Others claim that certain conditions or circumstances can trigger it. These include weather conditions, the ingestion of certain types of food, and so on.
Signs and Symptoms of Rosacea
Bear in mind that all signs and symptoms differ greatly with each individual. Excessive blushing is an early sign that there may be something wrong with your blood vessels. Another sign that may seem like a minor issue early on is the outbreak of pimples, albeit with a burning sensation.
Other signs include bloodshot or irritated eyes; dry and rough skin; raised red patches on the skin; skin thickening and swelling.
Avoiding behavioral triggers
Sometimes, it’s as easy as preventing the circumstances that cause any outbreaks from coming about in the first place. If you find that your skin starts becoming uncomfortable from prolonged exposure to cold temperatures, try to avoid exposing yourself to them.
The same applies for exposure to the sun. Additionally, emotional stress should be avoided, if you have a history with stress causing physical ailments.
Medication and treatment
Traditionally, doctors and dermatologists treat those suffering from rosacea, and general inflammation and skin irritation, with oral tetracycline antibiotics.
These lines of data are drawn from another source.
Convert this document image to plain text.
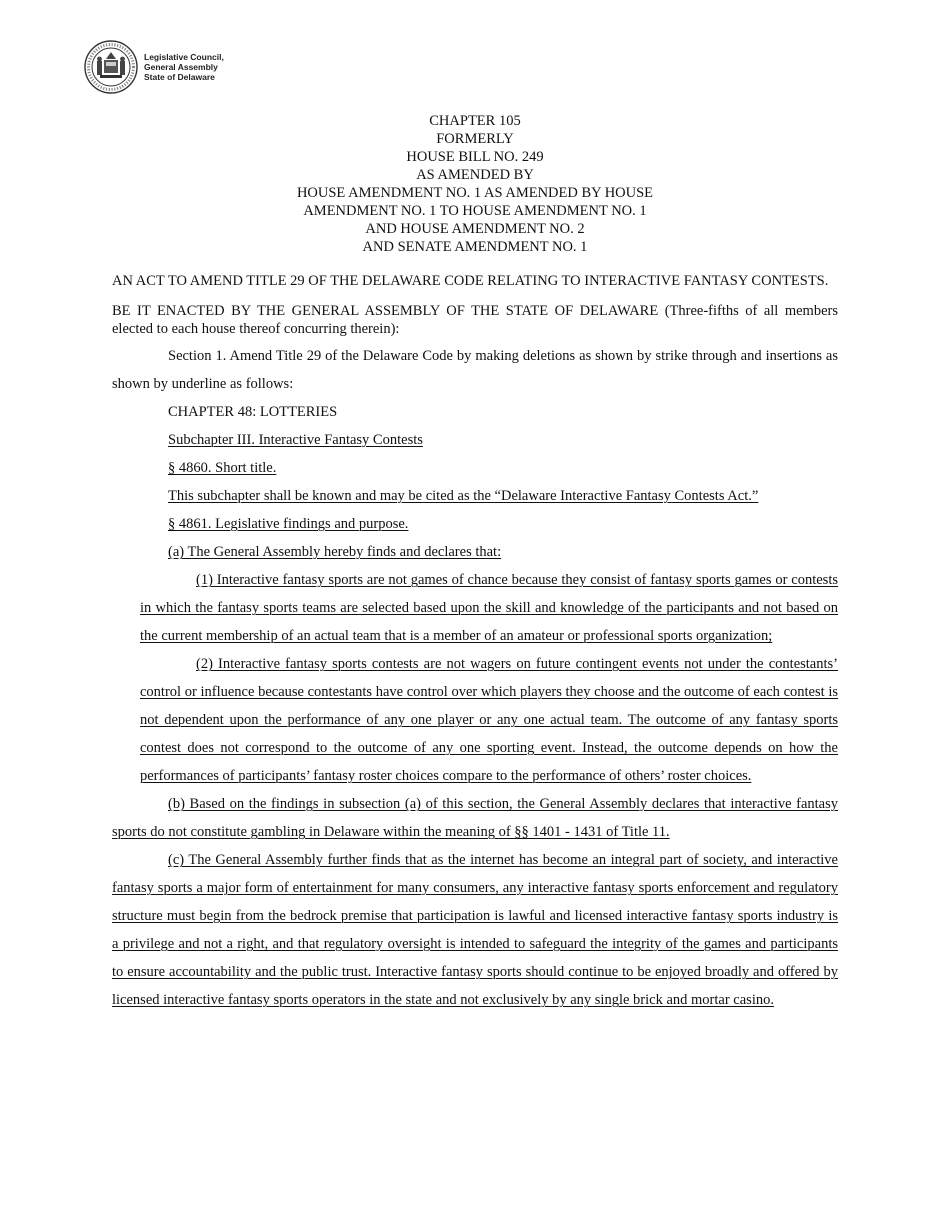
Legislative Council,
General Assembly
State of Delaware
CHAPTER 105
FORMERLY
HOUSE BILL NO. 249
AS AMENDED BY
HOUSE AMENDMENT NO. 1 AS AMENDED BY HOUSE
AMENDMENT NO. 1 TO HOUSE AMENDMENT NO. 1
AND HOUSE AMENDMENT NO. 2
AND SENATE AMENDMENT NO. 1

AN ACT TO AMEND TITLE 29 OF THE DELAWARE CODE RELATING TO INTERACTIVE FANTASY CONTESTS.

BE IT ENACTED BY THE GENERAL ASSEMBLY OF THE STATE OF DELAWARE (Three-fifths of all members elected to each house thereof concurring therein):

Section 1. Amend Title 29 of the Delaware Code by making deletions as shown by strike through and insertions as shown by underline as follows:

CHAPTER 48: LOTTERIES

Subchapter III. Interactive Fantasy Contests

§ 4860. Short title.

This subchapter shall be known and may be cited as the “Delaware Interactive Fantasy Contests Act.”

§ 4861. Legislative findings and purpose.

(a) The General Assembly hereby finds and declares that:

(1) Interactive fantasy sports are not games of chance because they consist of fantasy sports games or contests in which the fantasy sports teams are selected based upon the skill and knowledge of the participants and not based on the current membership of an actual team that is a member of an amateur or professional sports organization;

(2) Interactive fantasy sports contests are not wagers on future contingent events not under the contestants’ control or influence because contestants have control over which players they choose and the outcome of each contest is not dependent upon the performance of any one player or any one actual team. The outcome of any fantasy sports contest does not correspond to the outcome of any one sporting event. Instead, the outcome depends on how the performances of participants’ fantasy roster choices compare to the performance of others’ roster choices.

(b) Based on the findings in subsection (a) of this section, the General Assembly declares that interactive fantasy sports do not constitute gambling in Delaware within the meaning of §§ 1401 - 1431 of Title 11.

(c) The General Assembly further finds that as the internet has become an integral part of society, and interactive fantasy sports a major form of entertainment for many consumers, any interactive fantasy sports enforcement and regulatory structure must begin from the bedrock premise that participation is lawful and licensed interactive fantasy sports industry is a privilege and not a right, and that regulatory oversight is intended to safeguard the integrity of the games and participants to ensure accountability and the public trust. Interactive fantasy sports should continue to be enjoyed broadly and offered by licensed interactive fantasy sports operators in the state and not exclusively by any single brick and mortar casino.
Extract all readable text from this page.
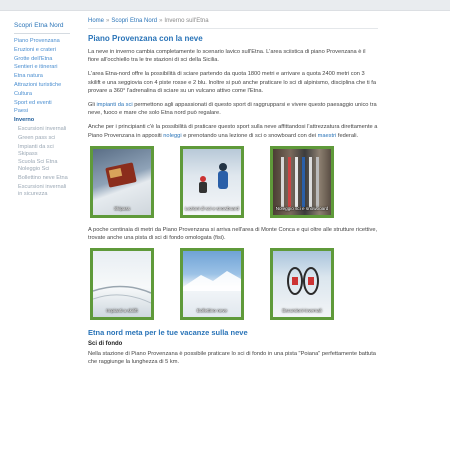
Scopri Etna Nord
Piano Provenzana
Eruzioni e crateri
Grotte dell'Etna
Sentieri e itinerari
Etna natura
Attrazioni turistiche
Cultura
Sport ed eventi
Paesi
Inverno
Escursioni invernali
Green pass sci
Impianti da sci Skipass
Scuola Sci Etna Noleggio Sci
Bollettino neve Etna
Escursioni invernali in sicurezza
Home » Scopri Etna Nord » Inverno sull'Etna
Piano Provenzana con la neve

La neve in inverno cambia completamente lo scenario lavico sull'Etna. L'area sciistica di piano Provenzana è il fiore all'occhiello tra le tre stazioni di sci della Sicilia.

L'area Etna-nord offre la possibilità di sciare partendo da quota 1800 metri e arrivare a quota 2400 metri con 3 skilift e una seggiovia con 4 piste rosse e 2 blu. Inoltre si può anche praticare lo sci di alpinismo, disciplina che ti fa provare a 360° l'adrenalina di sciare su un vulcano attivo come l'Etna.

Gli impianti da sci permettono agli appassionati di questo sport di raggrupparsi e vivere questo paesaggio unico tra neve, fuoco e mare che solo Etna nord può regalare.

Anche per i principianti c'è la possibilità di praticare questo sport sulla neve affittandosi l'attrezzatura direttamente a Piano Provenzana in appositi noleggi e prenotando una lezione di sci o snowboard con dei maestri federali.

Skipass	Lezioni di sci e snowboard	Noleggio sci e snowboard

A poche centinaia di metri da Piano Provenzana si arriva nell'area di Monte Conca e qui oltre alle strutture ricettive, trovate anche una pista di sci di fondo omologata (fisi).

Impianti a skilift	Bollettino neve	Escursioni invernali
Etna nord meta per le tue vacanze sulla neve
Sci di fondo

Nella stazione di Piano Provenzana è possibile praticare lo sci di fondo in una pista "Poiana" perfettamente battuta che raggiunge la lunghezza di 5 km.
Alelaic acids are also used, as well as alpha-hydroxy acids to reduce pustules.
Other natural ointments that are sometimes applied to affected areas include sandalwood oil.
In recent times, laser treatment has also proved to be quite a successful way of treating rosacea. Vascular laser or intense pulsed light machines do well to hone in on the reddened areas and reduce the discoloration.
This might be the closest thing to ‘curing’ rosacea, as it can get rid of the inflammation more or less completely, after regular treatment. ‘Top up’ treatments may still be necessary over time to completely quell the irritation, however.